Jean-Luc Mélenchon va saisir la Cour européenne des droits de l'Homme après le rejet du Conseil d'Etat, a annoncé vendredi son équipe de campagne. Il accuse les instituts de sondage d'être opaques sur leur façon de redresser les données.
Jean-Luc Mélenchon en meeting en Charentes (Crédit photo : Pierre-Alain Dorange / Flik'r)
Après le recours rejeté par le Conseil d'État mercredi, l'équipe de campagne de Jean-Luc Mélenchon, candidat du Front de gauche à la présidentielle, a annoncé qu'il allait saisir la Cour européenne des droits de l'Homme au sujet de l'opacité des sondages.
En cause, un sondage Harris Interractive / Le Parisien, paru le Le 7 septembre 2011 dans le quotidien francilien, qui place Jean-Luc Mélenchon à 3% des intentions de votes au premier tour, en baisse de 4%, dans le cas où François Hollande serait candidat à l'élection présidentielle.
Plus que les 3%, le candidat du Front de gauche s'agace du manque de transparence des sondeurs. En effet, le député européen a saisi le Conseil d'Etat après avoir demandé les détails de l'enquête d'opinions auprès de la commission nationale des sondages. Jean-Luc Mélenchon considère les données transmises comme incomplètes.
En ligne de mire : le redressement. Point aveugle des sondages, cette technique scientifique permet aux sondeurs de prendre en compte les différents biais des enquêtes d'opinions tels que les hésitations ou encore les votes non assumés et de corriger les résultats. Dans les documents transmis par la Commission nationale des sondages, les critères de ce redressement n'apparaissent pas au grand dam du candidat du Front de gauche.

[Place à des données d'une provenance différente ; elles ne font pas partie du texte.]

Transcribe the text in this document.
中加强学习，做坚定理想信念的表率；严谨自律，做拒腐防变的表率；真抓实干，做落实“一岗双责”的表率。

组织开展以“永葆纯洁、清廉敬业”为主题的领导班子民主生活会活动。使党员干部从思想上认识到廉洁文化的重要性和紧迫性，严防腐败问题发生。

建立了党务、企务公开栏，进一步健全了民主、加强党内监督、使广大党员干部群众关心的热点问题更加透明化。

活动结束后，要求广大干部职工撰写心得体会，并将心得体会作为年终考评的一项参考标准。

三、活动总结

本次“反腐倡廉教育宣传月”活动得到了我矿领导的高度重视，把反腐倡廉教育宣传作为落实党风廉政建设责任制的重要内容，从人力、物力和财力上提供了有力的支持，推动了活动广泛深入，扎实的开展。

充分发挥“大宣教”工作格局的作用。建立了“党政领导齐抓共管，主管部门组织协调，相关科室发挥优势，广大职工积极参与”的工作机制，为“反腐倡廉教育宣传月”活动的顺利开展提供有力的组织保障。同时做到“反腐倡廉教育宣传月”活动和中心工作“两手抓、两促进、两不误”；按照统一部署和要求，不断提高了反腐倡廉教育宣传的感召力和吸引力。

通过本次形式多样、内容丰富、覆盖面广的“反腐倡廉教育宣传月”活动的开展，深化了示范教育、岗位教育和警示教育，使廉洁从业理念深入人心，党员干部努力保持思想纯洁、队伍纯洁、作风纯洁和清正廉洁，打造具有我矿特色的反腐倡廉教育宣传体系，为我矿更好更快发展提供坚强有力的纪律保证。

Dans sa décision de rejeter le recours, la plus haute juridiction administrative estime que la commission nationale des sondages a transmis l'ensemble des documents qu'elle avait à sa disposition. Elle rappelle que les données remises par Harris Interractive sont des « des documents administratifs communicables sous réserve des secrets protégés par la loi et notamment du secret des affaires ». Secret des affaires dans lequel entre la méthodologie de redressement utilisée. Rien ne contraint donc Harris Interractive à communiquer les critères utilisés.
Le sondage quotidien de Paris Match / IFOP consacré à la présidentielle 2012 a aussi subi les foudres de Jean-Luc Mélenchon dans un passage de son blog intitulé « Rions un peu ».
Chaque soir à 18 heures, l'hebdomadaire Paris Match met en ligne une enquête d'opinion sur les intentions de vote au premier tour. Les données détaillées sont également disponibles sur le site du journal. A les regarder de plus près, des fluctuations étonnantes se font jour.
Exemple avec les sondages publiés le 30 le 31 janvier. Dans la première enquête, 3% des inactifs hors-retraités soutiennent le candidat du Front de Gauche. Le lendemain, ils sont désormais 7% à lui prêter une intention de vote. « Que s’est-il passé dans la nuit du lundi 30 au mardi 31 janvier ? », s'interroge avec fausse candeur Jean-Luc Mélenchon sur son blog.
Plus flagrant, le 31 janvier 1% des ouvriers disent voter pour le candidat de Front de Gauche. Le 3 février, ils sont 12%. Des aléas qui se ressentent néanmoins peu dans le résultat de l'enquête où Jean-Luc Mélenchon oscille entre 7,5% et 8%. « Si l’on en croit l’IFOP, le score total du Front de Gauche ne varierait quasiment pas, quant bien mêmes les intentions de votes d’une des catégories sociales les plus nombreuses du pays baisseraient ou augmenteraient de plus de 10 points », s'étonne-t-il encore.
Malgré tout, le leader du Front de gauche n'ignore pas ces enquêtes d'opinion. Lors d'une note sur son blog laissé le 4 février 2012, Jean-Luc Mélenchon ironise tout en prêtant attention aux évolutions : « C’est assez fort (la mobilisation dans les meeting, Ndlr) pour que deux instituts de sondages aient pensé en rendre compte en m’attribuant 9 % des intentions de vote. » Quelques jours plus tard, dans un entretien dans le journal Libération du 7 février 2012, il évoque de nouveau le rôle des sondages dans la suite de la campagne: « Maintenant, j'attends le moment où un sondage me mettra à 10 %. A cet instant le signal sera donné, à savoir : “ces gens-là sont crédibles”. »
En septembre 2006, lors des universités d'été de l'UDF, François Bayrou avait déjà abordé l'importance des sondages dans la présence médiatique : « Les minutes de télévision font les sondages, les sondages font les médias qui justifient à leur tour que vous repassiez à la télévision. » Le « Je t'aime moi non plus » devrait continuer au moins jusqu'au premier tour.